Apple is taking a new approach to training AI models. This avoids collecting or copying user content from your iPhone or Mac.
According to a recent blog post, the company plans to continue relying on synthetic data (constructed data used to mimic the behavior of users) and discriminatory privacy to improve features such as email summary without accessing personal emails or messages.
For users who choose Apple’s device analytics program, their AI models compare messages like synthetic emails with small samples of real users’ content stored locally on the device. The device then identifies which of the synthetic messages that match the user sample most closely and sends information back to Apple about the selected match. Actual user data never leaves the device, and Apple says it only receives aggregated information.

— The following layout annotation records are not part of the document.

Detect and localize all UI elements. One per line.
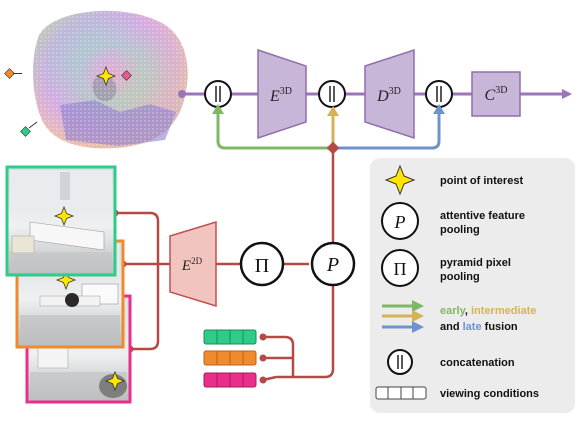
- legend-afp-line1: attentive feature: [440, 210, 525, 222]
- top-pipeline-lines: [178, 89, 572, 99]
- poi-star-green: [53, 205, 75, 227]
- encoder-3d-symbol: E: [269, 88, 280, 105]
- legend-fusion-line1: early, intermediate: [440, 305, 536, 317]
- encoder-2d-superscript: 2D: [191, 256, 203, 266]
- concat-node-late: [425, 80, 453, 108]
- concat-node-intermediate: [318, 80, 346, 108]
- legend-fusion-arrows: [382, 300, 424, 333]
- classifier-3d-symbol: C: [485, 87, 496, 104]
- decoder-3d-symbol: D: [376, 88, 389, 105]
- poi-star-pointcloud: [95, 65, 117, 87]
- legend-late: late: [463, 321, 482, 333]
- svg-text:C3D: C3D: [485, 85, 508, 104]
- encoder-2d-symbol: E: [181, 258, 191, 274]
- concat-node-early: [204, 80, 232, 108]
- decoder-3d-block: D3D: [364, 48, 415, 140]
- svg-text:E3D: E3D: [269, 86, 292, 105]
- encoder-3d-superscript: 3D: [280, 86, 292, 97]
- legend-ppp-line1: pyramid pixel: [440, 257, 511, 269]
- svg-text:D3D: D3D: [376, 86, 401, 105]
- camera-marker-green: [20, 121, 38, 137]
- viewing-condition-links: [262, 335, 277, 382]
- view-image-green: [5, 165, 117, 277]
- decoder-3d-superscript: 3D: [389, 86, 401, 97]
- red-connections: [115, 148, 335, 379]
- legend-ppp-line2: pooling: [440, 271, 480, 283]
- legend-concat-label: concatenation: [440, 357, 515, 369]
- pyramid-pooling-node: Π: [239, 241, 285, 287]
- attentive-pooling-node: P: [310, 241, 356, 287]
- legend-viewing-label: viewing conditions: [440, 388, 539, 400]
- viewing-condition-pink: [203, 372, 257, 388]
- svg-text:E2D: E2D: [181, 256, 203, 274]
- viewing-condition-green: [203, 329, 257, 345]
- classifier-3d-block: C3D: [471, 71, 521, 117]
- encoder-2d-block: E2D: [169, 220, 217, 308]
- classifier-3d-superscript: 3D: [495, 85, 507, 96]
- legend-viewing-icon: [375, 386, 427, 400]
- legend-intermediate: intermediate: [471, 305, 536, 317]
- camera-marker-pink: [121, 70, 132, 81]
- point-cloud: [33, 10, 188, 149]
- legend-early: early: [440, 305, 467, 317]
- legend-afp-line2: pooling: [440, 224, 480, 236]
- legend: point of interest P attentive feature po…: [370, 158, 575, 413]
- legend-poi-label: point of interest: [440, 175, 523, 187]
- svg-text:Π: Π: [394, 259, 407, 279]
- legend-concat-icon: [387, 349, 413, 375]
- svg-text:P: P: [394, 212, 406, 232]
- camera-marker-orange: [4, 68, 22, 79]
- legend-fusion-line2: and late fusion: [440, 321, 518, 333]
- legend-poi-star: [384, 164, 416, 196]
- legend-afp-icon: P: [381, 202, 419, 240]
- pyramid-pooling-symbol: Π: [255, 255, 269, 277]
- encoder-3d-block: E3D: [257, 48, 307, 140]
- poi-star-orange: [55, 269, 77, 291]
- poi-star-pink: [104, 370, 126, 392]
- viewing-condition-orange: [203, 350, 257, 366]
- attentive-pooling-symbol: P: [326, 254, 339, 276]
- legend-ppp-icon: Π: [381, 249, 419, 287]
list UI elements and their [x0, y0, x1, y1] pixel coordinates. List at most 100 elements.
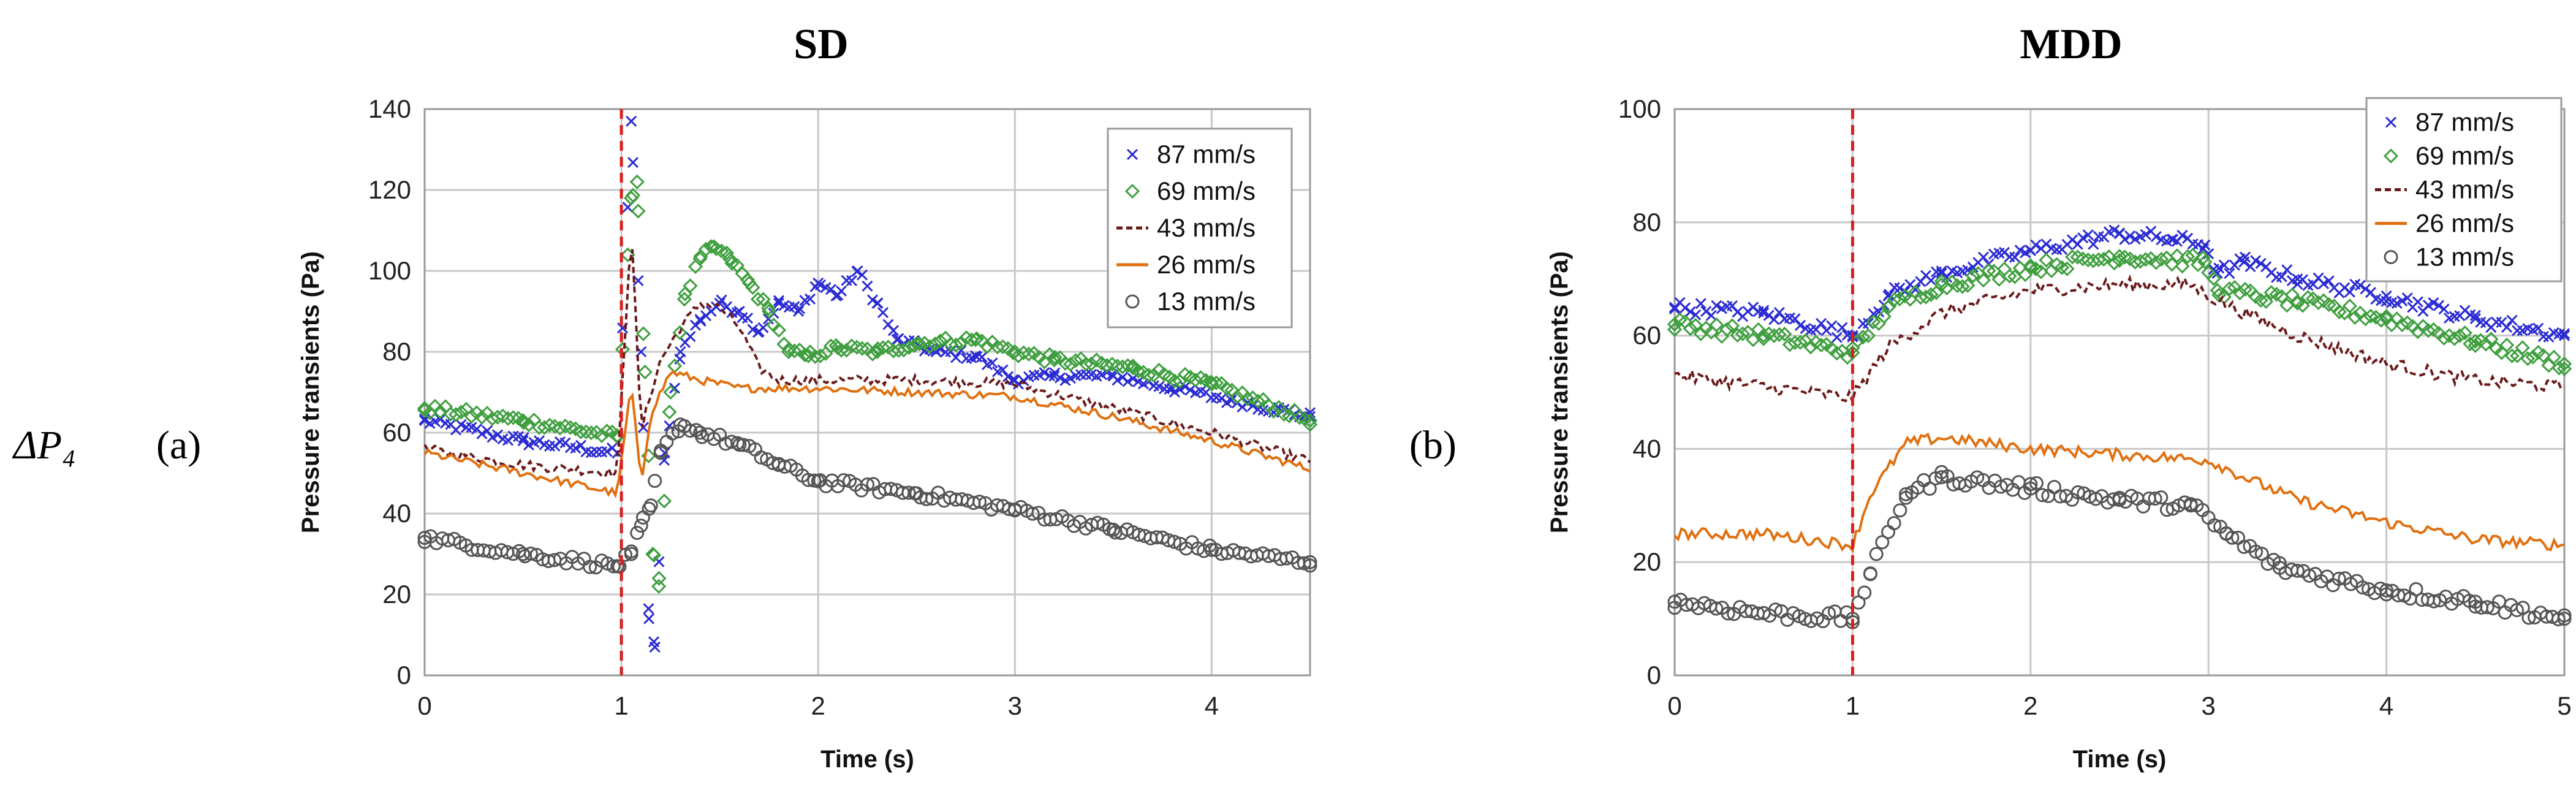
- data-point: [1229, 389, 1245, 404]
- y-axis-label: Pressure transients (Pa): [297, 251, 324, 533]
- data-point: [1107, 370, 1119, 382]
- data-point: [2379, 583, 2394, 598]
- plot-frame: [1673, 108, 2566, 677]
- data-point: [2150, 230, 2162, 243]
- data-point: [694, 314, 706, 325]
- data-point: [2401, 292, 2413, 304]
- data-point: [637, 364, 653, 380]
- data-point: [793, 305, 805, 317]
- data-point: [672, 325, 688, 340]
- data-point: [2536, 348, 2551, 363]
- data-point: [2039, 252, 2054, 268]
- data-point: [2080, 252, 2096, 268]
- data-point: [1203, 374, 1219, 390]
- x-tick-label: 2: [811, 691, 825, 720]
- data-point: [747, 324, 759, 335]
- data-point: [2354, 279, 2366, 291]
- data-point: [1955, 279, 1970, 294]
- data-point: [1303, 555, 1317, 569]
- data-point: [1683, 321, 1698, 336]
- data-point: [811, 474, 825, 488]
- data-point: [2428, 297, 2439, 309]
- legend-entry-87: 87 mm/s: [1126, 140, 1256, 169]
- data-point: [2138, 252, 2153, 267]
- data-point: [563, 420, 578, 435]
- series-26: [423, 370, 1311, 499]
- data-point: [968, 332, 983, 347]
- data-point: [1047, 352, 1062, 368]
- data-point: [594, 428, 610, 444]
- plot-frame: [423, 108, 1311, 677]
- data-point: [955, 344, 967, 356]
- data-point: [1777, 326, 1792, 342]
- data-point: [1882, 290, 1894, 302]
- data-point: [2355, 580, 2370, 595]
- data-point: [2557, 612, 2572, 626]
- data-point: [2167, 233, 2179, 245]
- data-point: [2140, 229, 2151, 240]
- data-point: [1724, 318, 1740, 333]
- data-point: [794, 303, 806, 314]
- data-point: [2292, 273, 2303, 285]
- y-tick-label: 60: [1632, 321, 1661, 350]
- data-point: [801, 348, 816, 363]
- data-point: [645, 546, 661, 562]
- data-point: [1281, 408, 1297, 423]
- data-point: [787, 343, 802, 359]
- x-tick-label: 1: [614, 691, 628, 720]
- data-point: [1068, 353, 1083, 368]
- data-point: [643, 498, 658, 513]
- data-point: [781, 344, 797, 360]
- data-point: [2218, 259, 2230, 271]
- data-point: [1950, 278, 1965, 294]
- data-point: [849, 340, 865, 355]
- data-point: [474, 409, 490, 425]
- data-point: [635, 326, 651, 341]
- data-point: [813, 348, 828, 363]
- data-point: [833, 343, 849, 358]
- data-point: [866, 294, 879, 306]
- data-point: [753, 325, 765, 338]
- data-point: [1669, 302, 1681, 313]
- data-point: [1875, 535, 1890, 550]
- data-point: [2426, 594, 2441, 609]
- data-point: [2515, 340, 2530, 355]
- data-point: [1771, 327, 1787, 343]
- data-point: [1002, 371, 1014, 382]
- x-tick-label: 3: [1008, 691, 1022, 720]
- data-point: [2504, 348, 2520, 363]
- data-point: [2124, 230, 2136, 242]
- data-point: [797, 347, 813, 363]
- data-point: [1831, 332, 1843, 343]
- data-point: [979, 339, 995, 354]
- data-point: [2342, 298, 2357, 314]
- data-point: [1829, 346, 1844, 361]
- data-point: [1863, 566, 1877, 581]
- data-point: [434, 414, 446, 425]
- data-point: [2113, 228, 2126, 240]
- data-point: [2373, 313, 2389, 328]
- panel-label: (a): [156, 423, 201, 468]
- legend-entry-69: 69 mm/s: [1124, 177, 1256, 205]
- data-point: [2468, 594, 2483, 609]
- data-point: [665, 426, 680, 441]
- y-tick-label: 40: [382, 499, 411, 528]
- data-point: [2159, 503, 2174, 517]
- data-point: [515, 413, 531, 428]
- data-point: [1167, 534, 1181, 549]
- data-point: [578, 424, 594, 439]
- chart-title: SD: [794, 21, 848, 68]
- data-point: [2332, 304, 2347, 319]
- data-point: [2206, 271, 2221, 286]
- data-point: [1756, 328, 1771, 343]
- data-point: [1822, 606, 1836, 621]
- data-point: [1977, 251, 1989, 263]
- data-point: [517, 435, 529, 447]
- data-point: [453, 404, 469, 420]
- data-point: [676, 292, 692, 307]
- chart-mdd: MDD (b) 0 20 40 60 80 100 0 1 2 3 4 5 Time (s) Pressure…: [1409, 21, 2572, 773]
- data-point: [2506, 314, 2518, 326]
- data-point: [2237, 539, 2251, 554]
- data-point: [2311, 295, 2326, 311]
- data-point: [2395, 317, 2410, 332]
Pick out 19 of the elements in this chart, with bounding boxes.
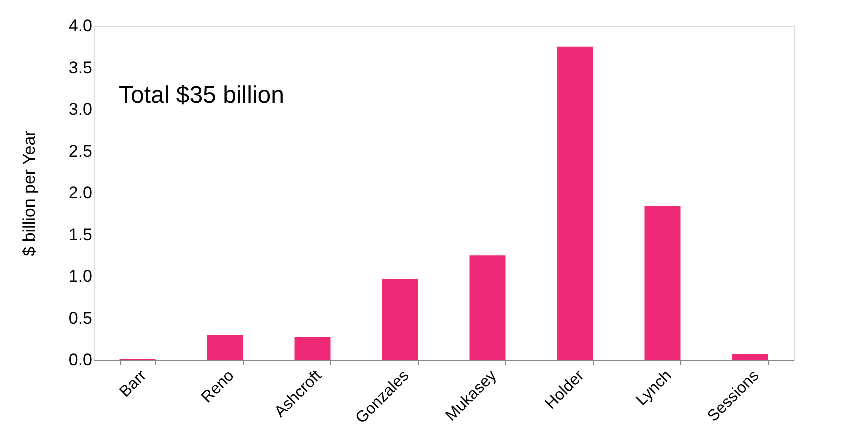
x-tick-label: Barr	[116, 367, 151, 401]
y-tick-label: 0.0	[68, 350, 92, 370]
bar	[207, 334, 244, 360]
bar	[382, 279, 418, 360]
bar	[732, 354, 768, 360]
y-tick-label: 3.5	[68, 58, 92, 78]
y-tick-label: 1.0	[68, 267, 92, 286]
y-tick-label: 1.5	[68, 225, 92, 244]
y-tick-label: 3.0	[68, 100, 92, 119]
bar	[644, 206, 681, 360]
y-tick-label: 2.0	[68, 184, 92, 202]
y-tick-label: 0.5	[68, 308, 92, 328]
bar	[557, 46, 594, 360]
y-tick-label: 4.0	[68, 16, 92, 36]
bar	[470, 256, 506, 360]
annotation: Total $35 billion	[119, 82, 284, 109]
y-axis-title: $ billion per Year	[20, 130, 39, 256]
bar	[294, 337, 331, 360]
y-tick-label: 2.5	[68, 142, 92, 161]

This technique allows Apple to improve the model of long-form text generation tasks without collecting actual user content. This is an extension of the company’s long-standing use of discriminatory privacy, helping to introduce randomized data into a broader dataset and protect individual identities. Since 2016, Apple has used this method to understand usage patterns in line with the company’s protection policy.
Improvements to Genmoji and other Apple Intelligence features
The company has already used differences in privacy to improve features like Genmoji. This feature collects general trends about the most popular prompts without linking prompts to a particular user or device. In future releases, Apple will apply similar methods to other Apple intelligence features, including Image Playground, Image Wand, Memories creation, and writing tools.
In the case of Genmoji, the company anonymously votes for participating devices to determine whether a particular prompt fragment has been seen. Each device responds with a loud signal. Some responses reflect actual use, while others are randomized. This approach makes only widely used terms visible to Apple, ensuring that individual responses cannot be traced back to the user or device, the company says.
Curation of synthetic data for better email summary
The above method works well with regard to short prompts, but Apple needed a new approach to more complex tasks, such as summarizing emails. For this reason, Apple generates thousands of sample messages, and these composite messages are converted to numerical representations or “embedded” based on language, tone, and topic. Participating user devices compare the embedding with a locally stored sample. Again, only the selected matches are shared, not the content itself.
Apple collects the most frequently selected synthetic embeddings from participating devices and uses them to improve training data. Over time, this process will allow the system to generate more relevant and realistic synthetic emails, helping Apple improve the AI output of summary and text generation without obvious compromise on user privacy.
Available in beta
Apple deploys its systems in beta versions of iOS 18.5, iPados 18.5, and MacOS 15.5. According to Mark Garman of Bloomberg, Apple is trying to address the challenges of AI development in this way. This includes fallouts due to slower deployment of features and changes in leadership of the SIRI team.
It remains to be seen whether that approach actually results in more useful AI output, but it shows a clear general effort to balance user privacy with model performance.
(Photo by photo)
See: ChatGpt got another viral moment with the trend of “AI action figures”
Want to learn more about AI and big data from industry leaders? Check out the AI & Big Data Expo in Amsterdam, California and London. The comprehensive event will be held in collaboration with other major events, including the Intelligent Automation Conference, Blockx, Digital Transformation Week, and Cyber Security & Cloud Expo.
Check out other upcoming Enterprise Technology events and webinars with TechForge here.